In fact, Goleman's research revealed that leaders who were able to master four or more leadership styles - especially the democratic, authoritative, affiliative and coaching styles - often achieved superior performance from their followers as well as a healthy climate in which to work.

It's not easy to master multiple leadership styles.  In order to master a new way of leading others, we may need to unlearn old habits.  This is especially important for leaders that fall back on the pacesetting and coercive leadership styles, which have a negative affect on thework environment.

Learning a new leadership style therefore takes practice and perseverance.  The more often the new style or behavior is repeated, the stronger the link between the situation at hand and the desired reaction.

You can work with a coach, a mentor, or keep your own notes on how you reacted under certain conditions.  Learning a new skill requires time, patience, feedback, and even rewards to stay motivated.  If you're going to attempt to learn a different leadership style make sure your approach contains each of these elements.

Daniel Goleman, Richard Boyatzis and Annie McKee, in Primal Leadership, describe six styles of leading that have different effects on the emotions of the target followers.

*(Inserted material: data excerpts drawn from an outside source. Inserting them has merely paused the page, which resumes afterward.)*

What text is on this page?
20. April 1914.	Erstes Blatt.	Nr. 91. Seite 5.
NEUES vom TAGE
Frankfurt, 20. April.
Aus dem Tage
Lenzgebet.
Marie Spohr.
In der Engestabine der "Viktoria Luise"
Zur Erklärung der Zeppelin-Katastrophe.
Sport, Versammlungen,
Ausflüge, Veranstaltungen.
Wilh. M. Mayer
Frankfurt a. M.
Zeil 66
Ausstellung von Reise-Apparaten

These are styles, not types. Any leader can use any style, and a good mix that is customised to the situation is generally the most effective approach.

The Visionary Leader

The Visionary Leader moves people towards a shared vision, telling them where to go but not how to get there - thus motivating them to struggle forwards. They openly share information, hence giving knowledge power to others.

They can fail when trying to motivate more experienced experts or peers.

This style is best when a new direction is needed.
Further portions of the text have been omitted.